Perhaps this may appear to you to be only an old wife's tale, which you
will contemn. And there might be reason in your contemning such tales, if
by searching we could find out anything better or truer: but now you see
that you and Polus and Gorgias, who are the three wisest of the Greeks of
our day, are not able to show that we ought to live any life which does not
profit in another world as well as in this. And of all that has been said,
nothing remains unshaken but the saying, that to do injustice is more to be
avoided than to suffer injustice, and that the reality and not the
appearance of virtue is to be followed above all things, as well in public
as in private life; and that when any one has been wrong in anything, he is
to be chastised, and that the next best thing to a man being just is that
he should become just, and be chastised and punished; also that he should
avoid all flattery of himself as well as of others, of the few or of the
many: and rhetoric and any other art should be used by him, and all his
actions should be done always, with a view to justice.

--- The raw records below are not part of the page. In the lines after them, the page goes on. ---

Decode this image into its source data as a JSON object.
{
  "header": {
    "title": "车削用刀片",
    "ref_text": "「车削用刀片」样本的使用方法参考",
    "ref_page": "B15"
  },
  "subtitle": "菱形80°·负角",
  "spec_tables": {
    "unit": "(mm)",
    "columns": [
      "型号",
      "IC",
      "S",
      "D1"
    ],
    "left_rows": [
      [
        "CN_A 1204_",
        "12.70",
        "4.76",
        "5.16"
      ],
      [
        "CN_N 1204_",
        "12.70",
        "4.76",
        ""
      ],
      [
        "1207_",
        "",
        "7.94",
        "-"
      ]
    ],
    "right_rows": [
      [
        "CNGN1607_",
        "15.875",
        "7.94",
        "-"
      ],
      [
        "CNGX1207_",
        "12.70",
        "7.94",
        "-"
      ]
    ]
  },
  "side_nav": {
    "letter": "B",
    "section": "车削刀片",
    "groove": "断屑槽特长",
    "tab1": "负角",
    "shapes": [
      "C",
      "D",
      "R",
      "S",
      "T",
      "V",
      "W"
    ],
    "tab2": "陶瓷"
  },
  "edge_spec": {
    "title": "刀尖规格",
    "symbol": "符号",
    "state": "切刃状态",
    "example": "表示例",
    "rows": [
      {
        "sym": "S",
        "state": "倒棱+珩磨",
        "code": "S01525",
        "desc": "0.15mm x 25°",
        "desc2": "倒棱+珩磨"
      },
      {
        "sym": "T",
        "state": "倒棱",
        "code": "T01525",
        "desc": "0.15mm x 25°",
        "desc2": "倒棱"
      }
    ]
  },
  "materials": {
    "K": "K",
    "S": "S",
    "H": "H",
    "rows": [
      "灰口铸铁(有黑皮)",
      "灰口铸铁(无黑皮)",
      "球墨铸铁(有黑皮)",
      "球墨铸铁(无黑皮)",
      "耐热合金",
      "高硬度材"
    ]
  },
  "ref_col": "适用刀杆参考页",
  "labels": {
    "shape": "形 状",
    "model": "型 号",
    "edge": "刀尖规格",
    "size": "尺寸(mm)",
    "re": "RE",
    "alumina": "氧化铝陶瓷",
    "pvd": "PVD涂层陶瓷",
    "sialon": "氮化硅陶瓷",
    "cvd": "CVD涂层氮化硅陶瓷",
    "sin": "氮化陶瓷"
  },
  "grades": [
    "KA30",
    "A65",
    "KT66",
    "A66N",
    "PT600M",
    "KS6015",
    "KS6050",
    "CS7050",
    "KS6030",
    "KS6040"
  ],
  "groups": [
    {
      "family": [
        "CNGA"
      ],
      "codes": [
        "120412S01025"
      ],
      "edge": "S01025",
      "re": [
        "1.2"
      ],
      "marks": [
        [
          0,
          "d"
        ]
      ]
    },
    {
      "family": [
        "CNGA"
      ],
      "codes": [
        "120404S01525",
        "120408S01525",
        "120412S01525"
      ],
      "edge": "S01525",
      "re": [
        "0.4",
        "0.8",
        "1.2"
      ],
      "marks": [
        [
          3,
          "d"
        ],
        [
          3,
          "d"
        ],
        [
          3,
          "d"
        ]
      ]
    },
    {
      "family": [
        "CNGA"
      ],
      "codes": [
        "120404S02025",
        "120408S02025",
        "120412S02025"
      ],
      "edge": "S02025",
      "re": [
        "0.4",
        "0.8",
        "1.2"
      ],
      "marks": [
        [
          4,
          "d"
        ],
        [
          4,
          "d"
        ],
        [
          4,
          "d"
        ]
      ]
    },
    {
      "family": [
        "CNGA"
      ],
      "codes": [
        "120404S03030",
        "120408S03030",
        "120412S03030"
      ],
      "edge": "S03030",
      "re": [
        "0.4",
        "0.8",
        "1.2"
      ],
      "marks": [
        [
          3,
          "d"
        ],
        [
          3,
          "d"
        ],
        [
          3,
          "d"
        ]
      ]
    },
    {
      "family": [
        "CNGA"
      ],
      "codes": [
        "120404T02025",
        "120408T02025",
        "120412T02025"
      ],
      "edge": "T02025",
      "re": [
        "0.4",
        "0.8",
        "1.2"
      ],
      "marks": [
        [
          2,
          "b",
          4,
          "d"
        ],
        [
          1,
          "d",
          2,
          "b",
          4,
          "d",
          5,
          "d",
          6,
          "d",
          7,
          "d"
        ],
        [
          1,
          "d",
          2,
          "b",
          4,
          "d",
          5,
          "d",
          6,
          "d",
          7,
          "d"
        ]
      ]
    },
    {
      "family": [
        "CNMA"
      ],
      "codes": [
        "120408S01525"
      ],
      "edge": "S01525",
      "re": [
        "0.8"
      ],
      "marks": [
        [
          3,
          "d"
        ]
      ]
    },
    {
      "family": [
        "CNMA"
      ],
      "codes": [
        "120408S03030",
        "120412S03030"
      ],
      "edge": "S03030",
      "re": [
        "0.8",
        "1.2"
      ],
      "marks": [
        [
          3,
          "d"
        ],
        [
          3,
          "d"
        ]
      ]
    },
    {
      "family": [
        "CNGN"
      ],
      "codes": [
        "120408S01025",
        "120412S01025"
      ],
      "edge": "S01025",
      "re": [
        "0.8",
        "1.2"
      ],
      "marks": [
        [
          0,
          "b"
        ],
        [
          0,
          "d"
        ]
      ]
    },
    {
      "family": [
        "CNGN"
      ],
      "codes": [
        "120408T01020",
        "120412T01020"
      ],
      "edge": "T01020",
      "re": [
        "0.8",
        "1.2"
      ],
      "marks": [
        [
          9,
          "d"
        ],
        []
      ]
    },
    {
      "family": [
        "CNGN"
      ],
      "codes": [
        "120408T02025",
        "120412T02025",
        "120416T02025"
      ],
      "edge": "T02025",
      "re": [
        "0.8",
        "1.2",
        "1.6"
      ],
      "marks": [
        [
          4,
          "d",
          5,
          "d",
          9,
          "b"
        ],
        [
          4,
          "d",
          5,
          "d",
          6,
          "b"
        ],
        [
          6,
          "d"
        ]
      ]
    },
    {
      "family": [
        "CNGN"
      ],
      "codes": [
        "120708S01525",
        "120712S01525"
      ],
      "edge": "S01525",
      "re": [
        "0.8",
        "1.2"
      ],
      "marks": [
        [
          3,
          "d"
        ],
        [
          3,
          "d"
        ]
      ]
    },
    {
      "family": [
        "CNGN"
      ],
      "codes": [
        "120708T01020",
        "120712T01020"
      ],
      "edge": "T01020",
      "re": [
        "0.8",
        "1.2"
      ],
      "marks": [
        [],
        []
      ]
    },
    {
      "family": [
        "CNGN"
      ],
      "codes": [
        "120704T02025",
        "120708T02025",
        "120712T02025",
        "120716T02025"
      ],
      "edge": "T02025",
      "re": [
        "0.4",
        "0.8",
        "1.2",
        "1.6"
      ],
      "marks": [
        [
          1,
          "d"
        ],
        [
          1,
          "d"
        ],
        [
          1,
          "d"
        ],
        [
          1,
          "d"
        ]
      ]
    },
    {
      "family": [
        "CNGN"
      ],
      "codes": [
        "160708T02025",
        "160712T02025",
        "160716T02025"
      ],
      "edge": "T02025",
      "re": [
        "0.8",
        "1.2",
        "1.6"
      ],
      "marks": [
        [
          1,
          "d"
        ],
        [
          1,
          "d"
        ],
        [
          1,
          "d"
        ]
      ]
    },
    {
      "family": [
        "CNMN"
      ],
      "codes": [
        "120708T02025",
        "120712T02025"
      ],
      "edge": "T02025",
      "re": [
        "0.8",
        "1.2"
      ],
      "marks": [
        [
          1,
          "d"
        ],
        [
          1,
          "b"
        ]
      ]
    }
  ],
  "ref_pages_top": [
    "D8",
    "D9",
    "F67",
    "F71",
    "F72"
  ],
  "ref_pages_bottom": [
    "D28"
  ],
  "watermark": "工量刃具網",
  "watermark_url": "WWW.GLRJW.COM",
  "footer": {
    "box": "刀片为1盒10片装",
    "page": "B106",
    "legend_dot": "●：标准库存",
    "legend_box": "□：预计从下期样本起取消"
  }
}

Follow me then, and I will lead you where you will be happy in life and
after death, as the argument shows. And never mind if some one despises
you as a fool, and insults you, if he has a mind; let him strike you, by
Zeus, and do you be of good cheer, and do not mind the insulting blow, for
you will never come to any harm in the practice of virtue, if you are a
really good and true man. When we have practised virtue together, we will
apply ourselves to politics, if that seems desirable, or we will advise
about whatever else may seem good to us, for we shall be better able to
judge then. In our present condition we ought not to give ourselves airs,
for even on the most important subjects we are always changing our minds;
so utterly stupid are we! Let us, then, take the argument as our guide,
which has revealed to us that the best way of life is to practise justice
and every virtue in life and death. This way let us go; and in this exhort
all men to follow, not in the way to which you trust and in which you
exhort me to follow you; for that way, Callicles, is nothing worth.